As she tossed the chicken outside, she glimpsed Asherton striding toward the greenhouse. Magdala jogged after him. She suspected that, however long she worked for the prince, she was going to spend most of her time running.
“Your Highness! Wait!” she called.
Asherton didn’t slow or even acknowledge Magdala’s existence. She noticed that he was barefoot again, his shirt untucked and unbuttoned.
“You are a monster,” Magdala panted. “Expecting a woman to sprint across the yard after you when she hasn’t even drunk her camfe yet. Slow down!”
With a persecuted sigh, Asherton stopped and looked over his shoulder at her. He started, raking his eyes over her disheveled clothes and rumpled curls. His expression shifted, but Magdala couldn’t parse it. If she didn’t know better, she would have said he liked what he saw, but she knew better. Self-conscious, Magdala smoothed her hand over her hair, only for it to bounce back as disordered as before.
“Don’t judge me,” Magdala said crossly. “You aren’t even wearing shoes. I’ve only been awake five minutes because you snuck out while I was sleeping, which you know you’re not supposed to do.”
Asherton let out a cold laugh. “Despite what Zephyr might think, I am a grown man, and I’m going to be a king in four weeks. I don’t have to listen to you.”
Magdala moved closer to him, so she was looking up into his face. “If you don’t listen to me, I will quit. And if I quit, my replacement will put a knife right here …” She stabbed her finger into his chest. “…the first day he arrives.”
“I think I might prefer that to these games.”

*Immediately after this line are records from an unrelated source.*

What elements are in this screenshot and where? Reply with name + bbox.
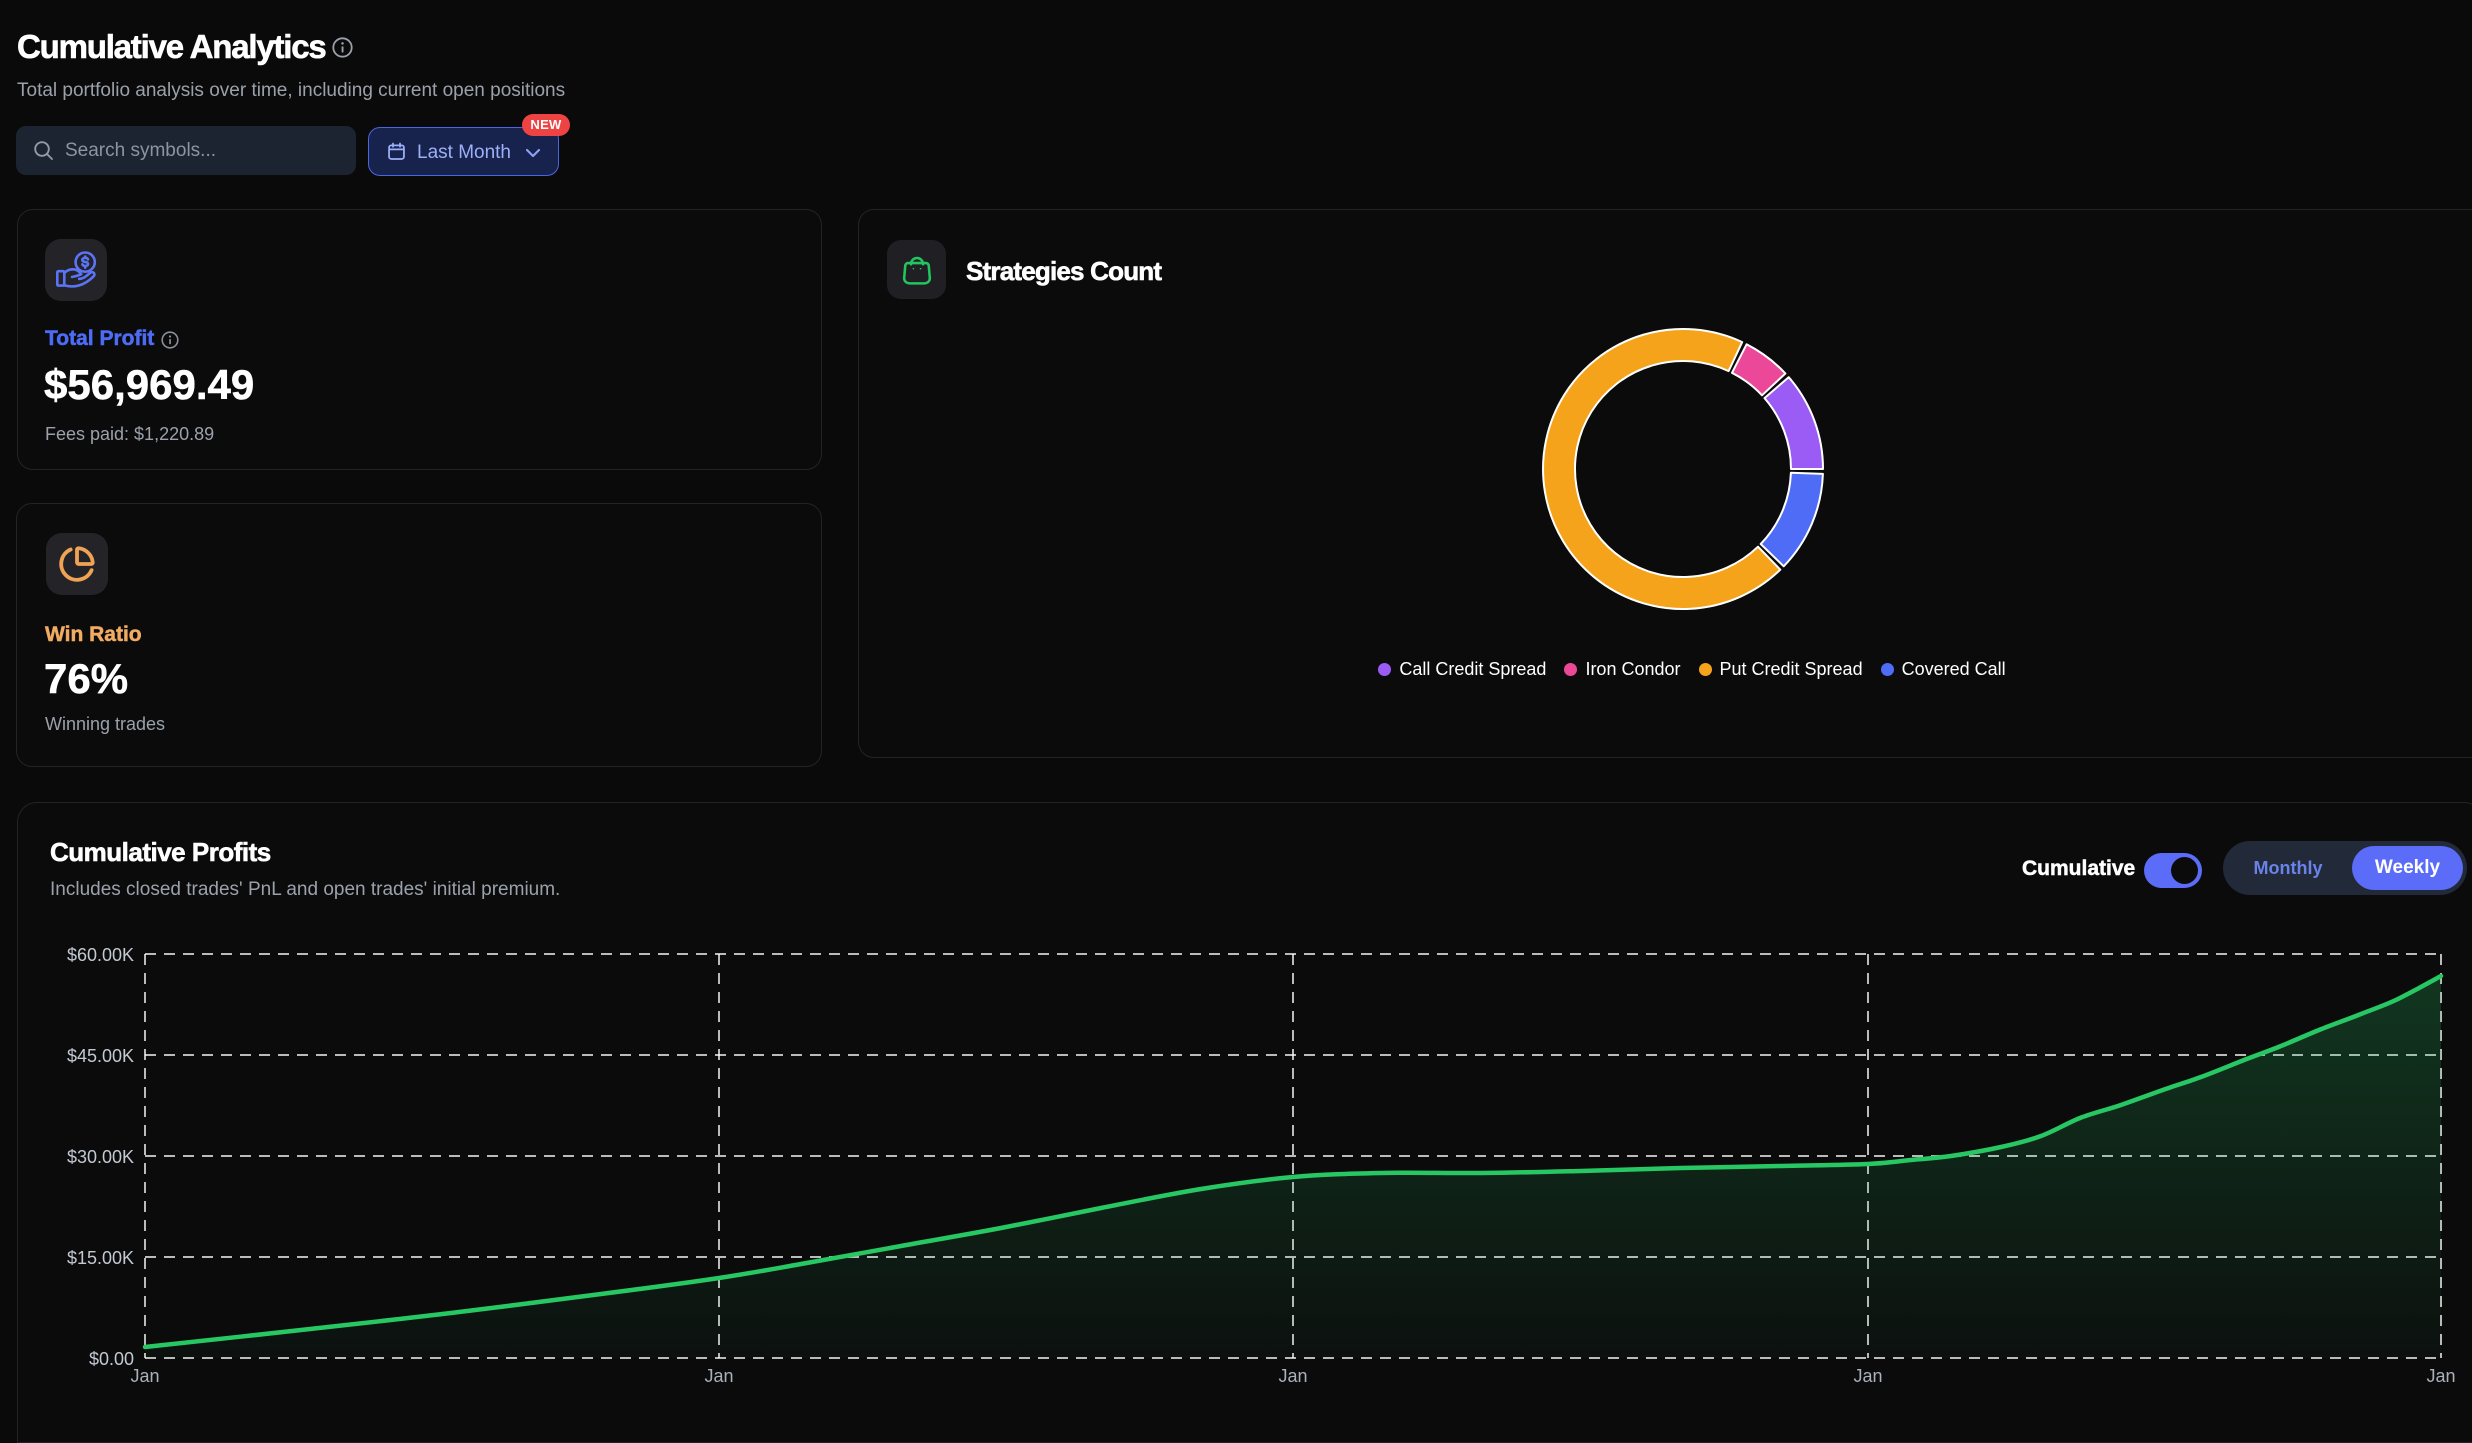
- svg-text:Jan: Jan: [1278, 1366, 1307, 1386]
- svg-text:$60.00K: $60.00K: [67, 945, 134, 965]
- svg-text:Jan: Jan: [1853, 1366, 1882, 1386]
- svg-text:$30.00K: $30.00K: [67, 1147, 134, 1167]
- svg-text:$15.00K: $15.00K: [67, 1248, 134, 1268]
- svg-text:Jan: Jan: [2426, 1366, 2455, 1386]
- svg-text:$0.00: $0.00: [89, 1349, 134, 1369]
- svg-text:Jan: Jan: [704, 1366, 733, 1386]
- svg-text:Jan: Jan: [130, 1366, 159, 1386]
- svg-text:$45.00K: $45.00K: [67, 1046, 134, 1066]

“What games?” Magdala smiled.
Asherton let out a long breath, turned, and strode away, faster this time. He didn’t slow until he reached a towering hedge maze behind the greenhouse.
Magdala remembered the maze from her childhood, but it had been only hip-high then. Now, it grew taller than her head, thick and untrimmed, the pathways narrow and irregular.

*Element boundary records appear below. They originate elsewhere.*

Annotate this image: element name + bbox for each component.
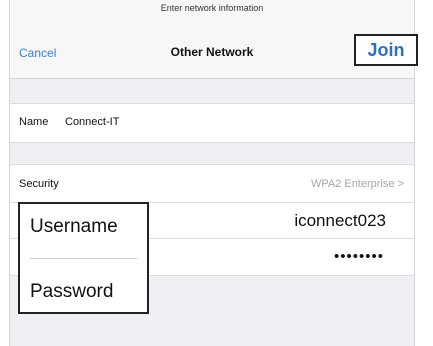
- name-row[interactable]: Name Connect-IT: [10, 103, 414, 143]
- username-field[interactable]: iconnect023: [294, 211, 386, 231]
- name-field[interactable]: Connect-IT: [65, 116, 119, 128]
- security-label: Security: [19, 178, 59, 190]
- credentials-callout: Username Password: [18, 202, 149, 314]
- join-button[interactable]: Join: [354, 34, 418, 66]
- chevron-right-icon: >: [397, 178, 404, 190]
- name-label: Name: [19, 116, 49, 128]
- username-label: Username: [30, 216, 118, 237]
- password-label: Password: [30, 281, 114, 302]
- prompt-text: Enter network information: [160, 3, 264, 13]
- security-row[interactable]: Security WPA2 Enterprise >: [10, 164, 414, 203]
- password-field[interactable]: ••••••••: [334, 248, 384, 265]
- security-type: WPA2 Enterprise: [310, 178, 395, 190]
- callout-divider: [30, 258, 137, 259]
- join-label: Join: [367, 39, 405, 60]
- security-value: WPA2 Enterprise >: [311, 178, 404, 190]
- prompt-bar: Enter network information: [10, 0, 414, 16]
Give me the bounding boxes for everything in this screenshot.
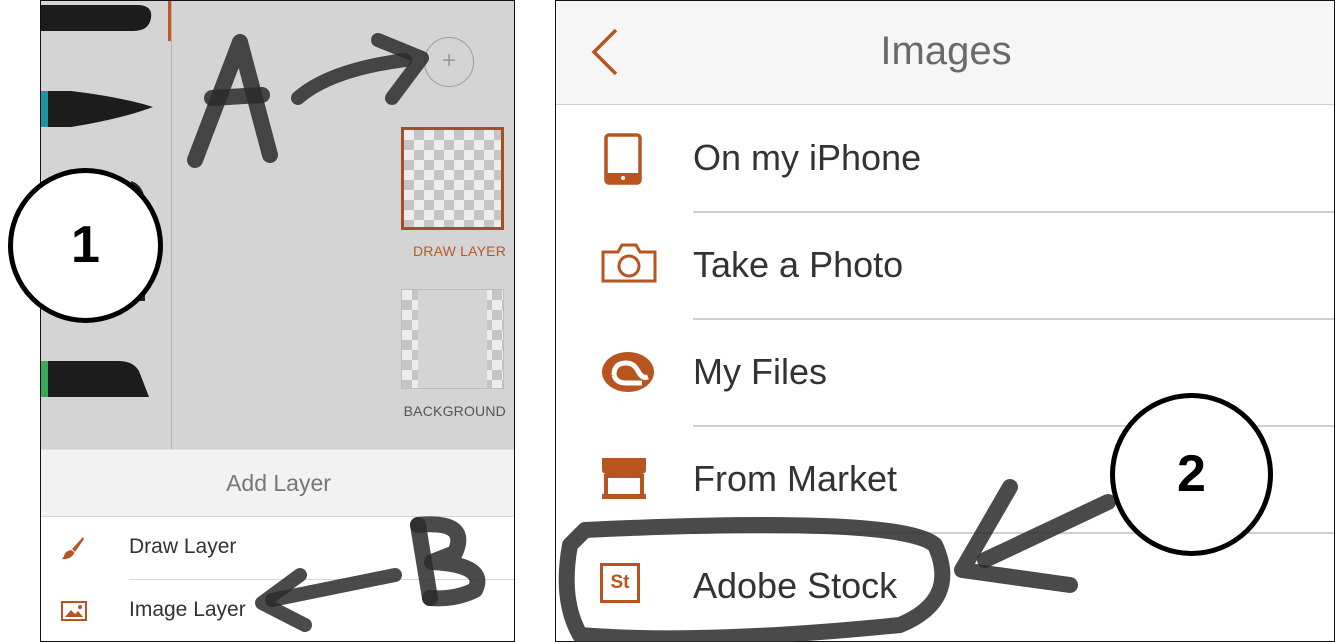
- background-layer-thumbnail[interactable]: [401, 289, 504, 389]
- row-label: Take a Photo: [693, 244, 904, 285]
- draw-layer-option[interactable]: Draw Layer: [41, 518, 514, 580]
- row-label: On my iPhone: [693, 137, 922, 178]
- draw-layer-label: DRAW LAYER: [412, 243, 506, 259]
- draw-layer-option-label: Draw Layer: [129, 535, 237, 558]
- image-layer-option[interactable]: Image Layer: [41, 581, 514, 641]
- row-label: From Market: [693, 458, 898, 499]
- image-layer-option-label: Image Layer: [129, 598, 246, 621]
- row-label: My Files: [693, 351, 827, 392]
- page-title: Images: [880, 29, 1012, 73]
- background-thumbnail-inner: [418, 290, 487, 388]
- brush-tool-marker[interactable]: [41, 3, 153, 33]
- row-label: Adobe Stock: [693, 565, 898, 606]
- background-layer-label: BACKGROUND: [403, 403, 506, 419]
- creative-cloud-icon: [600, 349, 656, 400]
- camera-icon: [600, 242, 658, 289]
- brush-icon: [61, 536, 85, 565]
- add-layer-button[interactable]: +: [424, 37, 474, 87]
- navigation-bar: Images: [556, 1, 1334, 105]
- brush-tool-pen[interactable]: [41, 89, 156, 129]
- sheet-divider: [129, 579, 514, 580]
- brush-tool-chisel[interactable]: [41, 357, 153, 401]
- adobe-stock-icon: St: [600, 563, 640, 603]
- add-layer-screen: + DRAW LAYER BACKGROUND Add Layer Draw L…: [40, 0, 515, 642]
- add-layer-sheet-title: Add Layer: [41, 449, 514, 517]
- source-on-my-iphone[interactable]: On my iPhone: [556, 105, 1334, 211]
- image-icon: [61, 601, 87, 626]
- callout-number-1: 1: [8, 168, 163, 323]
- tablet-icon: [604, 133, 642, 190]
- source-take-a-photo[interactable]: Take a Photo: [556, 212, 1334, 318]
- market-icon: [600, 456, 648, 505]
- callout-number-2: 2: [1110, 393, 1273, 556]
- rail-divider: [171, 1, 172, 449]
- draw-layer-thumbnail[interactable]: [401, 127, 504, 230]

“You shouldn’t be out this early,” Asherton said as he wandered down the path. “Algie is still about.”
Magdala pushed a springy branch aside. “Who is Algie?”
“The ghost, if you will.” So therewasa ghost at Elegy after all. Magdala wished her father was here to see her vindicated. “He’s a nix,” Asherton added.
Magdala had read about nixes and nixies before—vicious aquatic faeries that dragged swimmers under water and drowned them. Elegy Island seemed a logical place for one, though her father had never mentioned it. She shuddered. “What are you doing out here, then?”